Not the least attractive thing about my mill is its profound woodenness. There is not enough iron in it to fill a wheelbarrow. The walls are wood, the sweeps, the brake, the wheels, the cogs (apple as I have said: how long were they discovering that apple was best, I wonder). Those fishing-smacks which from the topmost window we see on the grey waters do not owe more to the friendly forest.

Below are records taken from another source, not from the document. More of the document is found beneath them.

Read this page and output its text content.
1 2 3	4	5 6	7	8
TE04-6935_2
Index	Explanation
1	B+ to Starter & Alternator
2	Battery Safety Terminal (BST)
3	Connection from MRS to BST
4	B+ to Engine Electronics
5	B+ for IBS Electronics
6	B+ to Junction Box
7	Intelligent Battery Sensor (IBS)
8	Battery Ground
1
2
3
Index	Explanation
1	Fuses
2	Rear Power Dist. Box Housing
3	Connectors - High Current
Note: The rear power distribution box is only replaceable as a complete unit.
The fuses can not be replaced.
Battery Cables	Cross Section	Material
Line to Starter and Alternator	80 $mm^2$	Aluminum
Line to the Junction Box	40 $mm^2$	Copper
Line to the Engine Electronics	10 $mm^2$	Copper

I know a man who takes the loss of the windmill so much to heart that he is making a windmill map. He is beginning with Sussex only and marking with a cross every place—so far as he can now ascertain—where a windmill once stood. “That will show them what they have lost!” he says bitterly. “That will teach them to prefer steam!” The crosses will crowd like lovers’ kisses in some parts, for Sussex was a county of millers, and all over the Downs now one comes upon shallow pits from which ancient mills have been dug and dispersed. Imaginative archæologists find a thousand fantastic explanations of these hollows, and one even has been claimed for a prehistoric observatory; but all the time they are merely the foundations of windmills: nothing more romantic than that, and nothing less romantic.
To me, at any rate, this map will be a melancholy document. How much more so would it be to that greatest of mill-lovers and mill-painters and himself a miller and miller’s son, John Constable, could he see it! The Sussex mill-map alone would cause him to weep tears, for, though an alien, he knew our mills well, and painted many of them. Even at Brighton (such is the incorruptible beauty of these structures) he found mills to paint. One or two, indeed, still remain, but they are blackened stumps merely—only the ruins of the radiant aerial creatures of their prime, when the master sat before them with those paints and brushes whose magic secret it was to preserve and glorify English weather for all time. You will find some of these sketches in South Kensington Museum, particularly that masterpiece of wind and joyousness called “Spring,” which depicts the very mill in which the youthful artist, when milling was still his destiny, worked; and a favourite of mine is the “Mill Near Brighton,” seen over the shoulder of a poppied field, that hangs in the Salting collection at the National Gallery. Mr. Salting showed it to me soon after he bought it, and I longed for enough moral courage to snatch it from his hand and run. But one’s ordinary invertebrate easy rectitude prevailed, and I lost it.
Constable’s grief, I say, would be deep as he scanned this Sussex map for his lost darlings. How much more so when the Suffolk mill-map was laid before him! He used to say that a miller has a better chance to study the sky than any man: that is, on land. Certainly if he had never been a miller his own skies would not have the living truth that is theirs.